Several Francophone filmmakers have set out to answer their own critical voices, but in doing so have “reinvented narrative pleasure in such a way as to include what the mainstream would exclude.” Artists and scholars such as Laura Mulvey, Trinh T. Minh-ha, Marguerite Duras and Chantal Akerman have taken different approaches, but all have given voice to the gendered, racial and ethnic “other.”
Hottell says that Agnes Varda “provides concrete examples and models that are strong practical applications of the concept of inclusive spectatorship.” In Le Bonheur, Varda “visually and narratively reformulates romantic paradigms to insert the gendered presence.” In fact, Hottell adds, “Le Bonheur is a subtle satire that exposes the hypocrisy of the system.” Ironically, Hottell comments that many critics did not understand the subtlety of the film and even denounced what they considered its acceptance of the patriarchal model. Despite these criticisms, Hottell says they did generally realize that the film was not a simple fiction film but intended instead to elicit audience reaction and draw them into the cinematic world.
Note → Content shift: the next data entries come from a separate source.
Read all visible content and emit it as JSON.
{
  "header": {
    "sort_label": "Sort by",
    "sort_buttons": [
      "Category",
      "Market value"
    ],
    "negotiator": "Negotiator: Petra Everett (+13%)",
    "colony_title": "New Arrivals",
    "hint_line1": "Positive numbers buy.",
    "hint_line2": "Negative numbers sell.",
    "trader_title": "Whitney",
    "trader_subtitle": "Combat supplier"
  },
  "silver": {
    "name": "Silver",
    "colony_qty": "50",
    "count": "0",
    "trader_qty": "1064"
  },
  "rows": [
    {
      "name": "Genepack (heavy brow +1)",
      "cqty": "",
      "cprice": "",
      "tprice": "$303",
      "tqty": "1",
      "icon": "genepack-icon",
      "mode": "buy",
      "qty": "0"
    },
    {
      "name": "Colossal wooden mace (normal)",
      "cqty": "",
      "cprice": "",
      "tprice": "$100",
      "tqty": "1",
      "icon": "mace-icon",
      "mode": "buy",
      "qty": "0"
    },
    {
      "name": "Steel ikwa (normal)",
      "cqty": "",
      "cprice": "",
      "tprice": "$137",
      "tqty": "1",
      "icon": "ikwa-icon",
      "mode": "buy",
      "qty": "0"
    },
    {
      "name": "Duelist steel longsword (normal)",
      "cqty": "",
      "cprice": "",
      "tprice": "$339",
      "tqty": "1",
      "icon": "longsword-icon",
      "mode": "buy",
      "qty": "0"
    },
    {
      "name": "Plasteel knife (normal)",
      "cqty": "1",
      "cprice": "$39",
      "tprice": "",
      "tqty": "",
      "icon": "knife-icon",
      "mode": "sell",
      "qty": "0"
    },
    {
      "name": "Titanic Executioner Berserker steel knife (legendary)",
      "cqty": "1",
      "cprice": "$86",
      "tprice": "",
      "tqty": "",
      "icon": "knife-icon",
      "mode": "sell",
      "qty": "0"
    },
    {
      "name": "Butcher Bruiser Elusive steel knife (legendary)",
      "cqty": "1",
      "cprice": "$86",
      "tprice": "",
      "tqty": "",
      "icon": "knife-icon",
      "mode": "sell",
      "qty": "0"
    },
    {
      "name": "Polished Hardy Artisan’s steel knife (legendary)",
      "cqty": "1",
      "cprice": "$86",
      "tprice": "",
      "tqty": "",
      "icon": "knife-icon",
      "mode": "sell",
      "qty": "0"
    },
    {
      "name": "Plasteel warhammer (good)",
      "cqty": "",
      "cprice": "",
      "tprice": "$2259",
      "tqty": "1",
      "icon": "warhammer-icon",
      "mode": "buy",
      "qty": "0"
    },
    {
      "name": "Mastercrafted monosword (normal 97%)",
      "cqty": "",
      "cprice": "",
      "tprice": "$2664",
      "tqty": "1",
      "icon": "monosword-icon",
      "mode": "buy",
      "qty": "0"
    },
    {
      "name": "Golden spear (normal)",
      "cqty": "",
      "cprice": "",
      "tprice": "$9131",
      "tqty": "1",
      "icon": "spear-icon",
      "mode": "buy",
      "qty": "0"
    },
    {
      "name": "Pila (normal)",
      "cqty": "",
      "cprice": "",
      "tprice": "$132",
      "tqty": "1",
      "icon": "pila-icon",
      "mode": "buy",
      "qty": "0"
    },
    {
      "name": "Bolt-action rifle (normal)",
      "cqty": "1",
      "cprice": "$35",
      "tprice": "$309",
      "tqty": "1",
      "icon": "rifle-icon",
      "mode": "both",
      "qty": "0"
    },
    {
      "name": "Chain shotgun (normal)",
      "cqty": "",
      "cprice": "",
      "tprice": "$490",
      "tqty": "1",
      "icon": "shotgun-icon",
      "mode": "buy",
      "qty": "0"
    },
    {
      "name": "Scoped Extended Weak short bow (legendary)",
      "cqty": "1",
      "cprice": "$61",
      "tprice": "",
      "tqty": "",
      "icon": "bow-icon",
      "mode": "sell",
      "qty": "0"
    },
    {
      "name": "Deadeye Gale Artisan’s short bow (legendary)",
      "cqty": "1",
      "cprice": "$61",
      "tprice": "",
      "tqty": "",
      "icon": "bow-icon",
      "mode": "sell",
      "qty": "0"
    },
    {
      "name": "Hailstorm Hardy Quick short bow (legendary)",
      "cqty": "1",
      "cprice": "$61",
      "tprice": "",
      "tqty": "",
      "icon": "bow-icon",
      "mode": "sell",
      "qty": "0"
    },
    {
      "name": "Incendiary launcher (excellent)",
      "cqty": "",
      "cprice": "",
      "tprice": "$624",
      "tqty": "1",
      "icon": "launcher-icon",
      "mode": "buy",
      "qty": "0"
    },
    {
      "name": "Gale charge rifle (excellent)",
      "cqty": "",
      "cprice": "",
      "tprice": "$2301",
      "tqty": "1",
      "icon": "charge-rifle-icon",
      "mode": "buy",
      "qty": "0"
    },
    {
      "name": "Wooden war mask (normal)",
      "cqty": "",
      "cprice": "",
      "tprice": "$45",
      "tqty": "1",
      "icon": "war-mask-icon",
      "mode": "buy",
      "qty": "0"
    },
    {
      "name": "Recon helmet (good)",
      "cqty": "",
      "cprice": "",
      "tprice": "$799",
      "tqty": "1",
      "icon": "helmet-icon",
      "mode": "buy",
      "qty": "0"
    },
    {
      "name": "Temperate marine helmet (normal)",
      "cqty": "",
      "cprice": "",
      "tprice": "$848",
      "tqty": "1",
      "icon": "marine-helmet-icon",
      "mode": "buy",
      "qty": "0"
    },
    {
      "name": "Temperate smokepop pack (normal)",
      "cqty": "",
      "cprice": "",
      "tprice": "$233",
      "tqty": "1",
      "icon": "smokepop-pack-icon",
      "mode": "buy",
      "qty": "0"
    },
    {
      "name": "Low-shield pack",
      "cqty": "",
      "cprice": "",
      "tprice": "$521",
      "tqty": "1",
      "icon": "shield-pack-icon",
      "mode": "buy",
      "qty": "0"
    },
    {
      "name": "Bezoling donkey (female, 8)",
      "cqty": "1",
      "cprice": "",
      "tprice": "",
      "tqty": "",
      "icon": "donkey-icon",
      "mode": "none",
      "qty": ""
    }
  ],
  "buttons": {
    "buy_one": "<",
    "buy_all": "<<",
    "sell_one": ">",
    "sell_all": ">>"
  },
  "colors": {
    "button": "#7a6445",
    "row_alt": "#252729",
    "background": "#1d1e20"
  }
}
As her art developed, Varda produced L’Une chante, l’autre pas a few years later. Hottell describes that film as “a fictional world in which women—and their friends, communities, problems and joys—become the central focus of the narrative.” Women’s stories permeate the entire film; Varda herself even enters it as the voice-over in the prologue. The film highlights two women, who remain very close despite their differences. Hottell says that the differences—indicated in the title of the film: one sings while the other does not—are a contradiction that is not one. “Varda’s cinécriture embraces difference and evinces an understanding of contradictions between self and other,” she says.
One critic has noted that Varda was more interested in questions than answers. Hottell remarks, “Applying Varda’s questions to films that pinpoint issues of race, ethnicity and class could be a way to meet the need for discussion of various kinds of marginalization. Thus can film unite issues of race, class and gender in cooperative, engaged practices.”
Ruth Hottell, professor of French and chair of the Department of Foreign Languages, holds a Ph.D. in Expanded French Studies from the University of Illinois, Urbana-Champaign. The author of numerous articles on a variety of topics within French studies, she has taught and conducted research at the University of Toledo since 1988. Hottell has earned an international reputation, particularly within French film studies and Francophone women filmmakers; her scholarly standing has been enhanced further in the last few years by the publication of three highly-acclaimed books.